Non si tratta di una riscrittura totale del titolo V.

Che cosa succederebbe se la proposta Calderoli venisse approvata?

Già molti problemi sono venuti a galla durante la pandemia a Titolo V invariato. Il principio di sussidiarietà non è stato applicato ed abbiamo vissuto sulla pelle, in piena pandemia, le conseguenze di una regionalizzazione della sanità ovvero le conseguenze di una competenza legislativa concorrente delle regioni in materia sanitaria, così come previsto dal vigente art.117 della Costituzione. Questo sistema, se da un lato consente ad un paziente di accedere alle cure in qualunque servizio sanitario regionale del paese, drena risorse da una regione all’altra, riducendo la possibilità di migliorare la sanità regionale perché privata dalle risorse che vanno altrove, favorendo così che centri di eccellenza migliorino sempre di più ed in periferia la qualità diventi sempre peggiore. Non voglio immaginare se criteri simili si diffondessero nell’istruzione con la autonomia differenziata. E’ notizia di oggi che il Ministro dell’Istruzione e del Merito Valditara si porta avanti col lavoro da buon leghista e propone una retribuzione differenziata per gli insegnanti del Nord e del Sud. Come precisa Villone, regionalizzare la scuola significa poter controllare la formazione del consenso di una grossa fetta di popolazione.

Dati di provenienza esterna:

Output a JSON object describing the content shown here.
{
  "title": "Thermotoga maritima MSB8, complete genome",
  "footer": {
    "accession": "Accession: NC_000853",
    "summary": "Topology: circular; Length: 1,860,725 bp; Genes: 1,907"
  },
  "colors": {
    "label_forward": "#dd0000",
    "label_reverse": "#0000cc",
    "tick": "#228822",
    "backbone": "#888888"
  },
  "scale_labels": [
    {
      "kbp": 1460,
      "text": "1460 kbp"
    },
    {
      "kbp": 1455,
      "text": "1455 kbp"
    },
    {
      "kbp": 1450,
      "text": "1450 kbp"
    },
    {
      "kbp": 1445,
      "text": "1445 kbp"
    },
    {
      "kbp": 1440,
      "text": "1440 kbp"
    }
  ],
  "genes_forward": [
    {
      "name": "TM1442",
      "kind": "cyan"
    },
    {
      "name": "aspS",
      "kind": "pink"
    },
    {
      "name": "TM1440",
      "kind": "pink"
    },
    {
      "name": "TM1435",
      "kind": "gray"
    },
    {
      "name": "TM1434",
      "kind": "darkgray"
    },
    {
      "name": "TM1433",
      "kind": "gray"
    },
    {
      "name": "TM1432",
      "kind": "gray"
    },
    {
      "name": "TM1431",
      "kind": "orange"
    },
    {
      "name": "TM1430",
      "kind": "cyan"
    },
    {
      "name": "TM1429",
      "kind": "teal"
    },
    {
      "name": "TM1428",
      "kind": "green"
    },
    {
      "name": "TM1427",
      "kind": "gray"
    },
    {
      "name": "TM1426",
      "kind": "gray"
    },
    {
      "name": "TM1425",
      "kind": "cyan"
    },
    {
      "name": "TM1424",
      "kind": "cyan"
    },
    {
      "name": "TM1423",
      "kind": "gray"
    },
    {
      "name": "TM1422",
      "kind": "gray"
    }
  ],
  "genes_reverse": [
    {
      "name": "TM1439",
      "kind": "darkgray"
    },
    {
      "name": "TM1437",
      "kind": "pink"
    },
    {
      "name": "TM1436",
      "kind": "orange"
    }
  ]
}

Credo che la dimensione europea che ci vede protagonisti dovrebbe spingerci semmai a perorare l’idea di un federalismo europeo che preveda una tutela della sicurezza comune, un fisco unitario europeo, una normativa comune a tutela del lavoro, una difesa unitaria su tutto il territorio europeo.

Vi è una questione che rende l’opzione per la proposta di riforma di iniziativa popolare la più costruttiva rispetto ad altre soluzioni paventate e cioè il fatto che tale disegno di legge di iniziativa popolare non resterà senza effetto, perché la riforma del regolamento del Senato prevede che tale disegno debba essere necessariamente calendarizzato.

Ciò significa che occorre intensificare la raccolta, per un totale di 50.000 firme, proponendoci come Scuola di cultura politica di replicare iniziative simili nel territorio.